PROJECT SUMMARY
Project name |
Improving post-caesarean breastfeeding via lactation midwives in Southern Ethiopia: |
Project short-name |
Post-Caesarean-BF |
AMU project code |
EXT/ CHE /TH03/CMHS/03/2016 |
Project phase |
I |
Partner (country) |
Switzerland |
AMU coordinating office |
College of Medicine and Health Sciences |
Project type |
Research |
Project location |
College of Medicine and Health Sciences |
Target communities |
Arba Minch Hospital, Sawla Hospital and Jinka Hospital |
Project coordinator |
Mekdes Kondale Gurara |
Principal investigator |
Mekdes Kondale Gurara (PhD) |
Co-investigators |
Befikadu Tariku (PhD); Wanzahun Godana (PhD); Dr Nega Chufamo (Obstetrician); Gebresilasea Gendisha (Clinical Midwifery) |
Total project budget (€) |
38,665 |
Project start |
21-Aug-24 |
Project end |
25-Aug-26 |
Financial reporting period |
Biannually |
Project finance management office |
College finance & budget admin |
Progress reporting period |
Monthly |
Contact person (name and e-mail) |
Mekdes Kondale Gurara ( |
Project Management Office |
Office of the Director for Grant and Collaborative Project Management: Dr. Thomas Torora ( |
PROJECT DESCRIPTION
The World Health Organization advocates for the early initiation of breastfeeding within the first hour of birth, exclusive breastfeeding for approximately the first six months of life, and continued breastfeeding with the addition of complementary foods for as long as desired by both mother and child, potentially for two years or more. However, global exclusive breastfeeding rates for the recommended six months are only around 33%. Additionally, an estimated 78 million newborns did not receive breastfeeding within one hour of delivery, with babies born via caesarean route being more affected. Newborns who started breastfeeding after one hour of birth had a 33% or greater risk of neonatal mortality compared with those who started within one hour. The attitude of shifting to formula feeds as a sign of development/ wealth, coupled with the rapidly rising rate of caesarean births, will result in a dramatic decline in optimal breastfeeding if the current trend continues.

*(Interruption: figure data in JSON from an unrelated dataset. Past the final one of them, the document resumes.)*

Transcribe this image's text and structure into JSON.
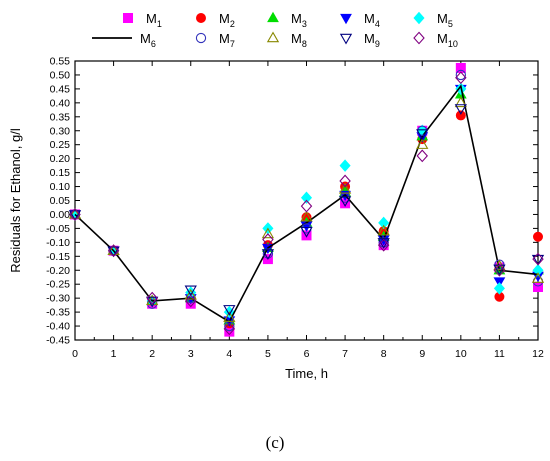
{
  "caption": "(c)",
  "chart_data": {
    "type": "scatter",
    "xlabel": "Time, h",
    "ylabel": "Residuals for Ethanol, g/l",
    "xlim": [
      0,
      12
    ],
    "ylim": [
      -0.45,
      0.55
    ],
    "xticks": [
      0,
      1,
      2,
      3,
      4,
      5,
      6,
      7,
      8,
      9,
      10,
      11,
      12
    ],
    "yticks": [
      -0.45,
      -0.4,
      -0.35,
      -0.3,
      -0.25,
      -0.2,
      -0.15,
      -0.1,
      -0.05,
      0.0,
      0.05,
      0.1,
      0.15,
      0.2,
      0.25,
      0.3,
      0.35,
      0.4,
      0.45,
      0.5,
      0.55
    ],
    "ytick_labels": [
      "-0.45",
      "-0.40",
      "-0.35",
      "-0.30",
      "-0.25",
      "-0.20",
      "-0.15",
      "-0.10",
      "-0.05",
      "0.00",
      "0.05",
      "0.10",
      "0.15",
      "0.20",
      "0.25",
      "0.30",
      "0.35",
      "0.40",
      "0.45",
      "0.50",
      "0.55"
    ],
    "x": [
      0,
      1,
      2,
      3,
      4,
      5,
      6,
      7,
      8,
      9,
      10,
      11,
      12
    ],
    "legend_position": "top",
    "series": [
      {
        "name": "M",
        "sub": "1",
        "marker": "square",
        "color": "#ff00ff",
        "filled": true,
        "values": [
          0.0,
          -0.13,
          -0.32,
          -0.32,
          -0.42,
          -0.16,
          -0.075,
          0.04,
          -0.11,
          0.3,
          0.525,
          -0.19,
          -0.26
        ]
      },
      {
        "name": "M",
        "sub": "2",
        "marker": "circle",
        "color": "#ff0000",
        "filled": true,
        "values": [
          0.0,
          -0.13,
          -0.31,
          -0.3,
          -0.39,
          -0.11,
          -0.01,
          0.1,
          -0.06,
          0.27,
          0.355,
          -0.295,
          -0.08
        ]
      },
      {
        "name": "M",
        "sub": "3",
        "marker": "triangle-up",
        "color": "#00dd00",
        "filled": true,
        "values": [
          0.0,
          -0.13,
          -0.31,
          -0.3,
          -0.38,
          -0.12,
          -0.03,
          0.08,
          -0.08,
          0.28,
          0.43,
          -0.2,
          -0.2
        ]
      },
      {
        "name": "M",
        "sub": "4",
        "marker": "triangle-down",
        "color": "#0000ff",
        "filled": true,
        "values": [
          0.0,
          -0.13,
          -0.31,
          -0.3,
          -0.38,
          -0.12,
          -0.04,
          0.07,
          -0.09,
          0.28,
          0.45,
          -0.24,
          -0.22
        ]
      },
      {
        "name": "M",
        "sub": "5",
        "marker": "diamond",
        "color": "#00ffff",
        "filled": true,
        "values": [
          0.0,
          -0.13,
          -0.31,
          -0.28,
          -0.35,
          -0.05,
          0.06,
          0.175,
          -0.03,
          0.3,
          0.45,
          -0.265,
          -0.2
        ]
      },
      {
        "name": "M",
        "sub": "6",
        "marker": "line",
        "color": "#000000",
        "filled": false,
        "values": [
          0.0,
          -0.13,
          -0.31,
          -0.3,
          -0.385,
          -0.12,
          -0.03,
          0.07,
          -0.09,
          0.28,
          0.46,
          -0.2,
          -0.215
        ]
      },
      {
        "name": "M",
        "sub": "7",
        "marker": "circle",
        "color": "#3333bb",
        "filled": false,
        "values": [
          0.0,
          -0.13,
          -0.32,
          -0.3,
          -0.4,
          -0.14,
          -0.05,
          0.06,
          -0.1,
          0.3,
          0.5,
          -0.18,
          -0.24
        ]
      },
      {
        "name": "M",
        "sub": "8",
        "marker": "triangle-up",
        "color": "#888800",
        "filled": false,
        "values": [
          0.0,
          -0.13,
          -0.31,
          -0.29,
          -0.37,
          -0.07,
          -0.01,
          0.09,
          -0.06,
          0.25,
          0.4,
          -0.185,
          -0.23
        ]
      },
      {
        "name": "M",
        "sub": "9",
        "marker": "triangle-down",
        "color": "#000080",
        "filled": false,
        "values": [
          0.0,
          -0.13,
          -0.31,
          -0.27,
          -0.34,
          -0.14,
          -0.06,
          0.05,
          -0.1,
          0.29,
          0.38,
          -0.195,
          -0.16
        ]
      },
      {
        "name": "M",
        "sub": "10",
        "marker": "diamond",
        "color": "#800080",
        "filled": false,
        "values": [
          0.0,
          -0.13,
          -0.3,
          -0.31,
          -0.41,
          -0.09,
          0.03,
          0.12,
          -0.11,
          0.21,
          0.49,
          -0.2,
          -0.16
        ]
      }
    ]
  }
}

Ethiopia is Africa's second-most populous nation, with over 115 million people, and more than 80% live in rural areas with limited access to information, education, and healthcare services. The neonatal mortality rate in Ethiopia has remained nearly the same for the last ten years, with a rate of 33/1000 live births. Even though the caesarean rate at the population level is low, hospital-based studies in Ethiopia reported that in some hospitals, up to 30% of deliveries are by caesarean route. In the study setting, after a caesarean delivery, the baby is handed to the family outside of the operation theatre while the mother stays in the operating room until her full recovery. Special health promotion, intervention, and individualized support by trained health professionals for the initiation and continuation of breastfeeding are among the recommended interventions that need to be considered for mothers who give birth through caesarean delivery.